North Kannada is also famous for water falls with numerous water falls dotting its landscape. While passing through Yellapur, we had to check out one more waterfall and this time it was Satodi. Well ... to make the long story short, it was hard getting there. The way to Satodi was about 36 kms of hard, rocky, gravel filled and confusing road. After enquiring with many and losing our way couple of times and discarding few people's advice that only an SUV / jeep can make it to through this road, we finally made it to a junction where the motoreable road ends. After walking about a km, we made it to the falls, which was less than 100 ft tall and crowded, yet wide and graceful.

Satodi falls
Satodi falls near Yellapur, North Kannada

Next destination was Hosapete (Hospet), near Hampi and we were late yet again after a long tiring drive to Satodi. It was dark by the time and the road from Hubballi (Hubli) to Hosapete was unknown to me (Part of NH63 connecting Ankola, near Karwar to Gooty near Ananthapur in Hyderabad, via Yellapur, Hubballi, Gadag, Koppal, Hosapete, Ballary / Bellary and Guntakkal). We drove slowly past Gadag, had dinner @ Kamat Yatri Nivas, Koppal and reached Hosapete by about 10. This is when we realized that the Hampi utsav was going on and it is very hard to get accomodation at Hosapete or Hampi at this time. After checking up few hotels, we got an over priced room in one of the hotels. Damn ... wasnt Goa better???

Temple @ Hampi
A Temple Gate @ Hampi

We didnt spend much time @ Hampi, about 13 kms of Hosapete. Just drove around the place, some snaps at couple of gates and we were headed towards Ballary and then towards Ananthapur. This part of the world is pathetic, totally famished people and non-existant roads. Looked like canals are the only places were water is available and people crowded those places for literally everything. Fine ... since the roads were anyway bad, we decided to take a state road to Ananthapur, starting just before the Karnataka - Andhra Pradesh border. This turned out to be a good move finally since, this state road was better than the NH63 past Hubballi.
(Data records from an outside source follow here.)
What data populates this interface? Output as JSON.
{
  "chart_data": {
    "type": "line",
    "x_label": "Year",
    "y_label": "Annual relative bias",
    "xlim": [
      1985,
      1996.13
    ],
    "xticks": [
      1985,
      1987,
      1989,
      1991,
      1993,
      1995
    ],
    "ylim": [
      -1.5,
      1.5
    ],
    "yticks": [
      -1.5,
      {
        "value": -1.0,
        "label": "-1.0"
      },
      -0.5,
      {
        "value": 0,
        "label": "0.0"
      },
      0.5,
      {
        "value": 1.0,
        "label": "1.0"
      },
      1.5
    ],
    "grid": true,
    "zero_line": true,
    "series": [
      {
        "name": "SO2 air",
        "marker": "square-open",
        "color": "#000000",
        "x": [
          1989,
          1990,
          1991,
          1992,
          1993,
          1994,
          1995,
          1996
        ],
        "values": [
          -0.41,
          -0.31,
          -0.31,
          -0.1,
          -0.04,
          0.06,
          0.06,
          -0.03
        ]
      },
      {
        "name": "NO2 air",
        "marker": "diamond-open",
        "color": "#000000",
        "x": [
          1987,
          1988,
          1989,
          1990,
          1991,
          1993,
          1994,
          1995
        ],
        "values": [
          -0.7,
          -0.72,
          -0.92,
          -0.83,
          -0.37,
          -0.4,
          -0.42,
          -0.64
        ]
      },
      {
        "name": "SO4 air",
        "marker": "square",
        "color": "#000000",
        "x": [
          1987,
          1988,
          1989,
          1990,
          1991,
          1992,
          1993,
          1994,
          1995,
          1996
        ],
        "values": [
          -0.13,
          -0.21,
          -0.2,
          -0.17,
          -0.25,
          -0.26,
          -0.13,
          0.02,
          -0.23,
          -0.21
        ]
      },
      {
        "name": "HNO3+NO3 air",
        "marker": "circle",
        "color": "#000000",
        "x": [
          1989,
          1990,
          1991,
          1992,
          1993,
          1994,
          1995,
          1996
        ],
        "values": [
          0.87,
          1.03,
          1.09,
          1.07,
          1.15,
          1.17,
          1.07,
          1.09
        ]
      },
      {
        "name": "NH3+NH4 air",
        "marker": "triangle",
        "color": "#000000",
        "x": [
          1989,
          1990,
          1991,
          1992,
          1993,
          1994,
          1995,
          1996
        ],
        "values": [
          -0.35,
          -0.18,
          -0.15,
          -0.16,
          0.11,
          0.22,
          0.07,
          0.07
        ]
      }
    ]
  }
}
The rest of the journey was trivial. We were at Ananthapur by about 1.30, having lunch (rice-curd-dal) at a road side dhaba by 2, outer ring road by 4.30 and home by 5. At home, the trip meter read 2900 kms. It was indeed a long journey, taking about 9 days but we were both ready for more. Versa did stand up to the challenge, without any trouble whatsoever, especially @ the trying terrain near Satodi. It needed a service to get ready for the next time I sing "On the road again ..." :)

Mumbai trip was special for me in many ways, but the most important one being the fact that, this is the first time I drove past South India. Hopefully this is the first of many more to come. This was my first time in Mumbai city itself, but this happening city obviously needed much more attention!